In January 2013, the Europe Impact Tour commenced, featuring demonstration performances from Haslam, Amrani, and Wildgrube. Double Impact contests were incorporated into the tour and on January 16, 2013, the first tour stop occurred in Berlin, Germany at the Skatehalle-Berlin skate park venue. The winner of each round, as per the previous contests, wins a year worth of Almost skateboard decks—at the first stop in Berlin, the winner was photographed with a signature model "Willow" (Wildgrube) skateboard deck.

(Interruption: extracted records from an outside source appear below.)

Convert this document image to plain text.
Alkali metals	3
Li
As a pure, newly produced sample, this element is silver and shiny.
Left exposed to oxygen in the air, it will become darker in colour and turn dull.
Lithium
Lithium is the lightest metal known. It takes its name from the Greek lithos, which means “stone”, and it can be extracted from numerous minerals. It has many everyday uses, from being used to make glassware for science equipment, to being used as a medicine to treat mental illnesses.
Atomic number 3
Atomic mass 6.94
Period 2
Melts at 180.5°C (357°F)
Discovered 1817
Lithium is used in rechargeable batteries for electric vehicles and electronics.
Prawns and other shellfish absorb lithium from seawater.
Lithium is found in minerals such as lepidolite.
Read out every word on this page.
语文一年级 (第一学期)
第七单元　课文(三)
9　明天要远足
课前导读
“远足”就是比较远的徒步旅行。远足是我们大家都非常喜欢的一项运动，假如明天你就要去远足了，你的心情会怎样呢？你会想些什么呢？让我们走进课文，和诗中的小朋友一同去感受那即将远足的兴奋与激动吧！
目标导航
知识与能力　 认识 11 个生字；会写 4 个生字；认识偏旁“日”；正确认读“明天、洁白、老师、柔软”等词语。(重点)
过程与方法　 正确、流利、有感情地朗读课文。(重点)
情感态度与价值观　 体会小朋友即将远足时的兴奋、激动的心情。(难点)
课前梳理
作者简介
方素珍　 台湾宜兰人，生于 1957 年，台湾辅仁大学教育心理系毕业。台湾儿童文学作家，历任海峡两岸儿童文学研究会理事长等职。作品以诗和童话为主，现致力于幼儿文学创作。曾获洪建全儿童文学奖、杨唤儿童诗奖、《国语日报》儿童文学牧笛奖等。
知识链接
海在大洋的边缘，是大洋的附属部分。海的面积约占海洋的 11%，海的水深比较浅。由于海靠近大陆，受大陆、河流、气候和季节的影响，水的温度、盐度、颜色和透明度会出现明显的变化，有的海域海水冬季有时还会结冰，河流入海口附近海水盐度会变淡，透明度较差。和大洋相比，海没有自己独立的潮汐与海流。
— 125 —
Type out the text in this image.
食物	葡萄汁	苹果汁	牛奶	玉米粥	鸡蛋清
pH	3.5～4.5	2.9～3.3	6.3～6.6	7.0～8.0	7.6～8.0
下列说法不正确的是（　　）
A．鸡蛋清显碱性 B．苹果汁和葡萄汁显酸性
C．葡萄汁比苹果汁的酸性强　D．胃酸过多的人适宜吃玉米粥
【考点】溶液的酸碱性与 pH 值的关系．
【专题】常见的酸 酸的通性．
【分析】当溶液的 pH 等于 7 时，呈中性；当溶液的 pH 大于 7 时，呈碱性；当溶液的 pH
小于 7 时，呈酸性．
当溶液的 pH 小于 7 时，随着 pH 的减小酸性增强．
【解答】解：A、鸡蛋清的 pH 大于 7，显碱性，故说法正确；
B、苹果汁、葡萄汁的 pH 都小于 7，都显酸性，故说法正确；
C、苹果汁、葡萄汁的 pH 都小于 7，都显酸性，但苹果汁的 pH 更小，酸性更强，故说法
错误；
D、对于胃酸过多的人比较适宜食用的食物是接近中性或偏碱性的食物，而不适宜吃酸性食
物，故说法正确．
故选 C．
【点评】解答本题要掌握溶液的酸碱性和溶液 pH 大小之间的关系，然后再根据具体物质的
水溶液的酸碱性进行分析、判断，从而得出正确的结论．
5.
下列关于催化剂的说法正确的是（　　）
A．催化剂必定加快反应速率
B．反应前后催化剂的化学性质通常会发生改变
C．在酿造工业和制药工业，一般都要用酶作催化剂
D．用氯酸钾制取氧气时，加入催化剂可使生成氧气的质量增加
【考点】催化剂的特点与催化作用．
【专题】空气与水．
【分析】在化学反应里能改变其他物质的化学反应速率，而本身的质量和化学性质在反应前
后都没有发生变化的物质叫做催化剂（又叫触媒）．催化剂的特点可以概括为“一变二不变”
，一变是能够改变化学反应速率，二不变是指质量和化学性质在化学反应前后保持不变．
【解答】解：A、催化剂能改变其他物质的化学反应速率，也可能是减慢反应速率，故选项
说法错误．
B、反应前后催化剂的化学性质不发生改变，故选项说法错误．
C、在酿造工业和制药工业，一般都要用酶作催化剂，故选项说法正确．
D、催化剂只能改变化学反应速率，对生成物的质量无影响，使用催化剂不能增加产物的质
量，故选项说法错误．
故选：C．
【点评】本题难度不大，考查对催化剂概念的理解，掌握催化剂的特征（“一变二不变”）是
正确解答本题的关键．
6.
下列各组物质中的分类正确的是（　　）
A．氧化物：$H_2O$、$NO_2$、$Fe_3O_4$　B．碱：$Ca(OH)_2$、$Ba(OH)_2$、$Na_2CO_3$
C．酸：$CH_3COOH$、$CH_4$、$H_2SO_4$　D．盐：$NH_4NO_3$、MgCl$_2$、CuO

==Team (as of January 2023)==

===Professional===
- Rodney Mullen
- Youness Amrani
- Yuri Facchini
- Max Geronzi
- Tyson Bowerbank

===Former===
- Ryan Sheckler (Zero Skateboards)
- Greg Lutzka (Darkstar Skateboards)
- Torey Pudwill (Plan B Skateboards)
- Lewis Marnell (deceased)
- Chris Haslam (Brainchild Skateboards)
- Daewon Song (Thank You Skateboards)
- John Dilo (Jacuzzi Unlimited)
- Sky Brown
- Mitchie Brusco

===Amateur===
- Fran Molina
- Aaron Kim
- Titi Gormit
- Mikel Vidal

===Locals===
Through the "Almost Famous" series, the brand introduced the "Almost Locals" for skateboarders who receive Almost skateboard decks to ride, but are not officially listed as team members—the traditional term for this status is "flow."

- Filipp Lepikhin
- Issey Yumiba
- CJ Tambornino
- Jean-Marc Johannes
- Daryl Dominguez
- Micky Mariano Papa
- Christopher Chann

Although Matty "Schmatty" Chaffin appeared in the "flow" section of 5-Incher, he has signed a deal with the DGK ("Dirty Ghetto Kids") skateboard company subsequent to the release of the film (this was publicly confirmed by James Craig, using the avatar "cliff", on the SLAP magazine message board in July 2012). Chaffin was confirmed as a "flow" rider for DGK in a video upload that was released on November 30, 2012, in which he shares apart with Ryan Guiso as they skate Da Playground, an indoor training facility, owned by DGK, that is located in Atlanta, U.S. Chaffin is riding for Mystery Skateboards as of June 30, 2016, where he has been assigned professional status.

===Staff===
- Luis Cruz – Brand Manager
- Eric Wollam – Designer
- James Craig – Team Manager

==Videos==
- Almost: Round Three (2004)
- Almost Cheese & Crackers (2006)
- Almost 5-Incher (2012)

5-Incher was directed by Colin Kennedy (The Berrics) and produced by brand manager Cruz.